News Round-Up

Heal brings fresh energy and diversity to nature’s recovery with Heal Future appointments

Heal has announced the names of twelve people from Heal Future who will bring the energy, hopes and views of the next generation into the new rewilding charity’s work on nature’s recovery, climate change and wellbeing.

Heal Future is the network for anyone under 30 wishing to contribute their ideas, time, skills, knowledge and energy to shape and grow Heal.

Bella Lack and Holly Gillibrand, both well-known teenage campaigners on conservation and climate change, have been appointed to new leadership roles in the charity’s new Voice of Heal Future team. Holly is Heal Future’s Rewilding Voice and Bella is Heal Future’s Climate Voice. Heal is also in the process of finding a Wellbeing Voice for the team. Together, the three will raise awareness of Heal’s rewilding ambitions among young people and help amplify the voices of Heal’s young supporters.

“We are thrilled to have these passionate, articulate young women advocating for us.” said Hannah Needham, Junior Director of Heal. “It’s so important to have engaged young people like Holly and Bella on the team.”

Heal also named its ten new Future Advisors, chosen from over 90 young people who applied for a place on the new Heal Future Advisory Panel. The panel has been set up to represent the hundreds of young rewilders who subscribed to the Heal Future network this Spring, as well as those young people the charity aims to attract as it grows.

“Diversity makes us stronger, which is why we selected young people with a range of skills, experiences, ages and backgrounds.” said Hannah Needham. “Our team consists of students and professionals, with varied experience in the corporate and charity sectors. Opportunity was a key consideration in the selection process too – no one on the panel has had a role like this before.”

The ten Future Advisors are Eva Willman (15), Magnus Bower (17), Fergus White (19), Mir Singhvi (21), Ciara Canty (24), Steph Greenslade (24), Nathan Van Cooten (25), Alex Catling (26), Callum Sheehan (26) and Chantelle Lindsay (26).

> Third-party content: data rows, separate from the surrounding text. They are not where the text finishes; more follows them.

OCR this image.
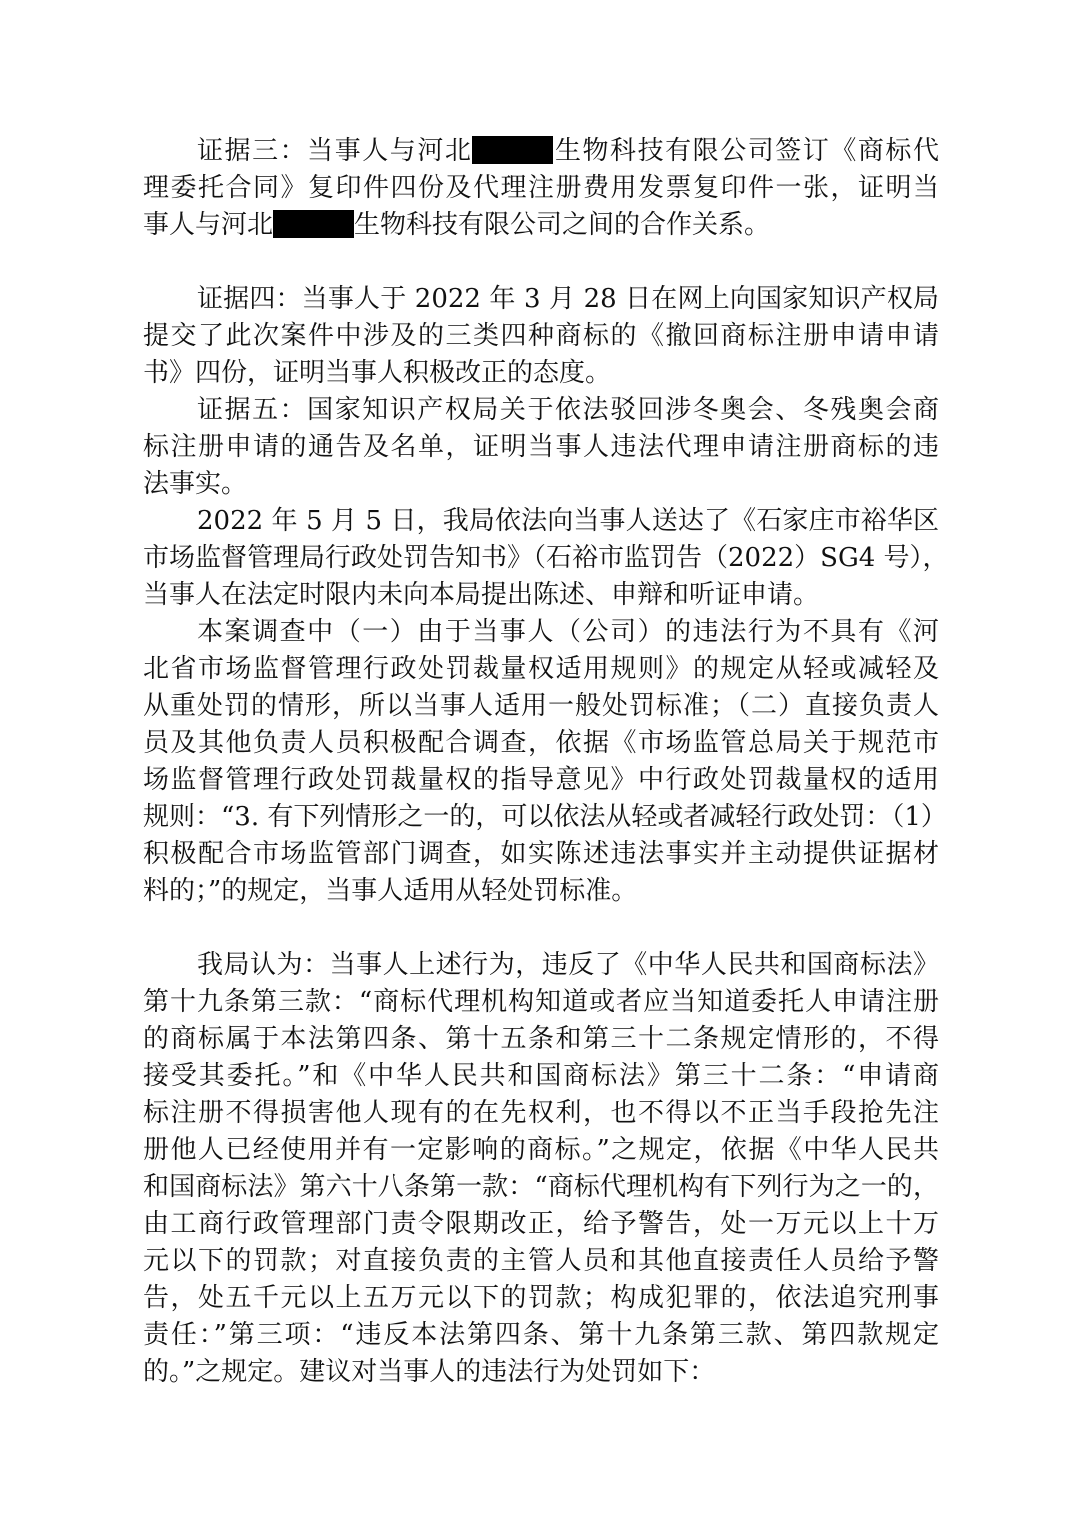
证据三：当事人与河北	生物科技有限公司签订《商标代
理委托合同》复印件四份及代理注册费用发票复印件一张，证明当
事人与河北	生物科技有限公司之间的合作关系。
证据四：当事人于 2022 年 3 月 28 日在网上向国家知识产权局
提交了此次案件中涉及的三类四种商标的《撤回商标注册申请申请
书》四份，证明当事人积极改正的态度。
证据五：国家知识产权局关于依法驳回涉冬奥会、冬残奥会商
标注册申请的通告及名单，证明当事人违法代理申请注册商标的违
法事实。
2022 年 5 月 5 日，我局依法向当事人送达了《石家庄市裕华区
市场监督管理局行政处罚告知书》（石裕市监罚告（2022）SG4 号），
当事人在法定时限内未向本局提出陈述、申辩和听证申请。
本案调查中（一）由于当事人（公司）的违法行为不具有《河
北省市场监督管理行政处罚裁量权适用规则》的规定从轻或减轻及
从重处罚的情形，所以当事人适用一般处罚标准；（二）直接负责人
员及其他负责人员积极配合调查，依据《市场监管总局关于规范市
场监督管理行政处罚裁量权的指导意见》中行政处罚裁量权的适用
规则：“3. 有下列情形之一的，可以依法从轻或者减轻行政处罚：（1）
积极配合市场监管部门调查，如实陈述违法事实并主动提供证据材
料的；”的规定，当事人适用从轻处罚标准。
我局认为：当事人上述行为，违反了《中华人民共和国商标法》
第十九条第三款：“商标代理机构知道或者应当知道委托人申请注册
的商标属于本法第四条、第十五条和第三十二条规定情形的，不得
接受其委托。”和《中华人民共和国商标法》第三十二条：“申请商
标注册不得损害他人现有的在先权利，也不得以不正当手段抢先注
册他人已经使用并有一定影响的商标。”之规定，依据《中华人民共
和国商标法》第六十八条第一款：“商标代理机构有下列行为之一的，
由工商行政管理部门责令限期改正，给予警告，处一万元以上十万
元以下的罚款；对直接负责的主管人员和其他直接责任人员给予警
告，处五千元以上五万元以下的罚款；构成犯罪的，依法追究刑事
责任：”第三项：“违反本法第四条、第十九条第三款、第四款规定
的。”之规定。建议对当事人的违法行为处罚如下：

The Future Advisors will sit on the panel for up to two years and then new applications will be invited.

The panel is a sounding board to ensure Heal’s vision resonates with, and benefits, younger generations now and in years to come. Its tasks will include scrutinising Heal plans and policies as they are developed, creating and refining marketing and promotional materials, and contributing to awareness campaigns.

The reaction from young people to Heal’s ‘everyone together’ rewilding model has been remarkable, particularly to Heal3x3 – the charity’s novel fundraising strategy with what3words. The novel use of aerial drone photography to visualise land healing over time captured the imagination of many, and has already inspired people from across the country to support squares for Heal to rewild.

In the first few days after the charity’s launch, Heal gained thousands of followers on social media and was inundated with messages of support. The notion that ordinary people can give land back to nature by pooling resources, time and energy gave Heal’s young supporters much-needed hope in the face of a global pandemic and the climate crisis.

Young people, many furloughed, working or studying from home, or job-hunting, were quick to offer their time as desk-based volunteers: Heal Helpers. Over half of the 150-strong group of Heal Helpers are under 30.

“We know the best chance we have of healing the land for future generations is to work in equal partnership with those who are going to live through that future,” said Jan Stannard, one of the co-founders of Heal. “That’s why we launched our network for young rewilders, Heal Future, and appointed our Heal Future Voices and Advisors.”

Hannah Needham, who is 26 and Heal’s first full-time employee, created Heal Future to ensure that young people’s hopes and concerns for the future were considered in every aspect of the charity’s work. “Not only is it fair to involve young people in decisions that will affect them later in life, but it’s smart too,” she said. “Heal stands apart because of our emphasis on community, on creating accessible rewilded spaces where people from all walks of life come to learn, enjoy and relax. We are committed to working with young voices make sure this rewilding model is relevant for them now and long into the future.”

Those within Heal Future are part of a network that enables like-minded young people to connect with each other, build support for rewilding amongst their peers and share their thoughts and ideas about how the charity can grow as an organisation. The Heal Future Panel will represent the network within Heal.